Bah! Humbug!

Warning: This is a rant post. I just feel the need to get some things off of my chest...

I have a love-hate relationship with Christmas. I love the decorations, the trees, the treats, and the celebration. I hate the consumer mindset of "MUST BUY EVERYONE ALL THE GIFTS!"

I also have a love-hate relationship with gift-giving/receiving. I think a thoughtful gift for someone special in your life (close friends, family you actually spend time with, children you don't hate) is great, but getting everyone you know a present or going broke to buy presents, or buying a present just to buy a present is not my idea of a stress-free and happy holiday.

I told my son that next year would be the first year of a new tradition: holiday traveling. See, if we're out of town for Christmas, then we don't have to feel as much guilt when we can't afford to buy anyone gifts. Now, some of you might be thinking, "If you can't afford gifts, how can you afford travel?"

I can pay for a hotel or campsite or whatnot a year in advance if I want. If I buy a gift a year in advance, the gift may no longer be relevant or useful. Or even two months, as in the case of someone I got a certain shirt for because of a career path she was SO POSITIVE SHE WAS DOING, then she decided not to do it. She's still getting the shirt, btw.

And in my circle, gift cards are frowned on, as evidenced any time I've tried to do those instead of gifts.

What I don't understand is getting someone something just to get them something so no one feels left out. If I buy a gift for my coworker, who I actually have a great friendship with, but don't buy something for the coworker on the other side of the building I might only stop and chat with once every week or two, then I shouldn't feel obligated to get that second coworker a gift if I get the friend one a gift.
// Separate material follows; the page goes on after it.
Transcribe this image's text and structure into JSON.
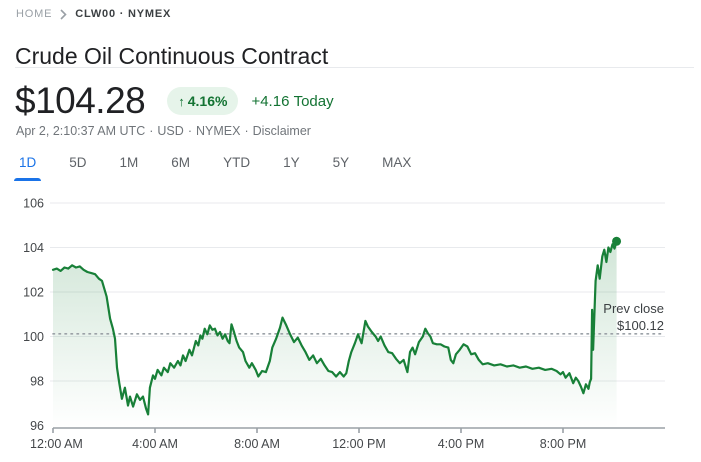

Same with family. If I have two adult relatives who should understand what "I'm broke" means for their potential for gifts, and the other two gifts are just white elephant gifts, then why should I have to spend money I don't have on something for the two adults with no gifts?

Sure, people don't want to feel left out, but if you can't - as an adult - understand that people can't always afford things and you may not get a gift, then you're not an adult, you're a selfish child. And if you're a habitual gift-giver that thinks everything should be fair and everyone should get something, you might be erring on the side of "hurting yourself so others profit."

I'm all for piling the space under the tree full of gifts if money warrants it, but if it doesn't, being able to spend quality time with folks you love should be a pretty great "consolation prize."

Side Note: Last year and this year it's been a lot harder for me to afford Christmas since the ex stopped paying the the travel money he was supposed to pay me to bring his son halfway to him. That's about $75 out of pocket on Christmas day, and another $75 a week later that could have gone towards gifts. So changes had to be made in the way I gift-give (or not). In addition, this year I lost my source of second income, so things are super tight.

I deal with a lot of guilt regarding gifting. I've been shown throughout my life that the "reason for the season" is presents, and lots of them. I've tried to break that cycle with my son (only getting him one really awesome gift he'll use for a super long time, like the Kindle that's going on its fourth year, or the smart phone that's going on the second year). Instead of tons of presents that break, get outgrown, or get forgotten, I try to give him adventures - things he'll remember. We've been doing that for his birthday for six years. Now, we just need to get into the habit of doing that for Christmas, too.

And hopefully, the gift-giving folks in my life can understand.

We're starting our new tradition in 2016 with a trip to Disneyworld and Universal Studios (Harry Potter). Maybe 2017 will just be a quiet cabin in the Smokies and some skiing. Maybe we'll go to somewhere sunny with a beach. Maybe we'll head to the frozen north for some ice fishing. But whatever we do, we'll do it sans presents. Spending time together doing something new and exciting is a gift in and of itself.